Lake Superior State University’s Les Cheneaux Culinary Arts Regional Center in Hessel was named 2020 Institution of the Year by the Les Cheneaux Chamber of Commerce. The culinary school and summer fine-dining restaurant received the honor on Nov. 11, 2020, at a chamber meeting.
“We are both proud and grateful to be rewarded for good work,” said Zachary Schroeder, director and instructor of culinary arts at the 5,000 square-foot site. “We always keep our community in mind when making decisions, and we’d like to think it’s one of the reasons we were recognized with this award.”
The state-of-the-art culinary school opened in September 2014 with an inaugural class of eight enrolled in the one-year, three-term certificate program. Featuring a fully equipped commercial kitchen, it now can instruct up to 20 future chefs, kitchen managers, and restaurant owners. The adjoining restaurant, overlooking Hessel Bay and the Les Cheneaux Islands and featuring a boathouse-themed dining room and deck accommodating 80-plus diners cumulatively, launched in May 2015. It focuses on farm-to-table cuisine and sustainable solutions. The culinary arts chef certificate program became part of LSSU in 2019.
Under supervision of two instructors and an administrator, students help run the front and back of the house when the restaurant is open to the public during the summer. Through this culminating activity, they gain hands-on experience in all parts of the restaurant business: cooking, composting, hospitality, managing, and more.
“We improve every year while keeping the same core values: educating students to prepare and source local foods to help our area food culture grow and prosper, purchasing from and spreading the word about local farmers, and housing a summer internship facility for our students that operates as a summer restaurant for our community,” added Schroeder.

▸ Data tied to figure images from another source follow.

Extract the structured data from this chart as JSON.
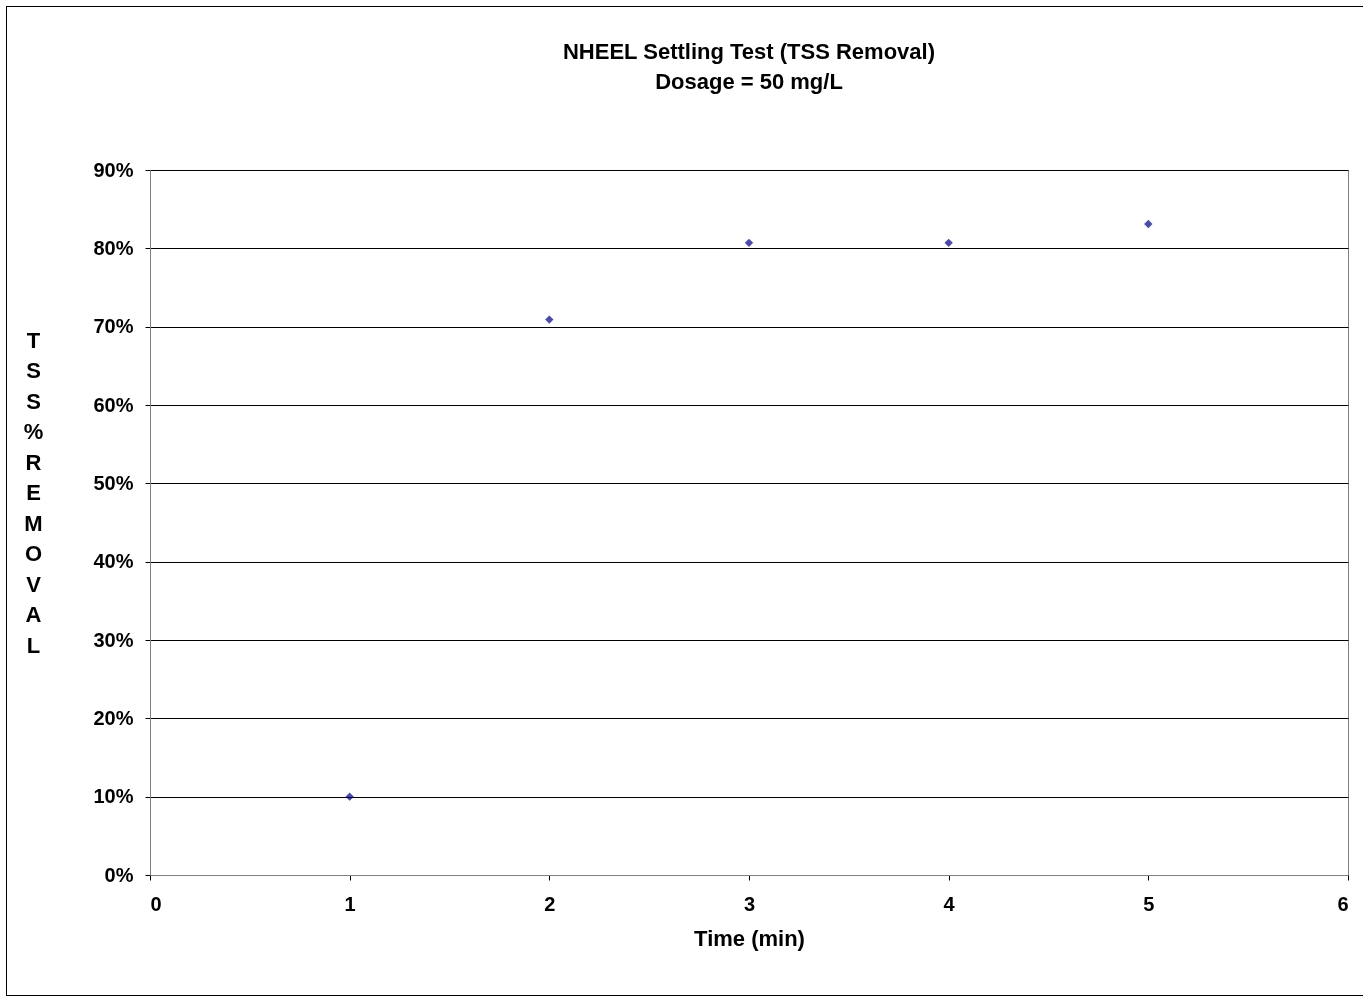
{
  "chart_data": {
    "type": "scatter",
    "title": "NHEEL Settling Test (TSS Removal)",
    "subtitle": "Dosage = 50 mg/L",
    "xlabel": "Time (min)",
    "ylabel": "TSS%REMOVAL",
    "x": [
      1,
      2,
      3,
      4,
      5
    ],
    "series": [
      {
        "color": "#000080",
        "values": [
          10,
          70.9,
          80.7,
          80.7,
          83.1
        ]
      }
    ],
    "xlim": [
      0,
      6
    ],
    "xticks": [
      0,
      1,
      2,
      3,
      4,
      5,
      6
    ],
    "ylim": [
      0,
      90
    ],
    "yticks": [
      {
        "value": 0,
        "label": "0%"
      },
      {
        "value": 10,
        "label": "10%"
      },
      {
        "value": 20,
        "label": "20%"
      },
      {
        "value": 30,
        "label": "30%"
      },
      {
        "value": 40,
        "label": "40%"
      },
      {
        "value": 50,
        "label": "50%"
      },
      {
        "value": 60,
        "label": "60%"
      },
      {
        "value": 70,
        "label": "70%"
      },
      {
        "value": 80,
        "label": "80%"
      },
      {
        "value": 90,
        "label": "90%"
      }
    ],
    "grid": "y",
    "legend": false,
    "marker": "diamond"
  }
}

“Enveloping our culinary certificate program within a working restaurant model is a win-win-win,” agreed Dr. Kimberly Muller, dean of the College of Innovation and Solutions, who oversees the culinary arts chef certificate program. “Our students get real-world practice. Our neighbors have a world-class establishment to patronize for wonderful meals. Lastly, our region benefits economically in the process.”
LSSU President Dr. Rodney S. Hanley observed, “This accomplishment embodies part of our mission to equip graduates with the knowledge and practical skills to craft a life of meaningful employment while enhancing the quality of life of the Great Lakes region. It reflects our core value of stewardship. And it incorporates three of the pillars of our strategic plan: student learning, community partnerships, and sustainability. So, pun intended, we eat up this tribute.”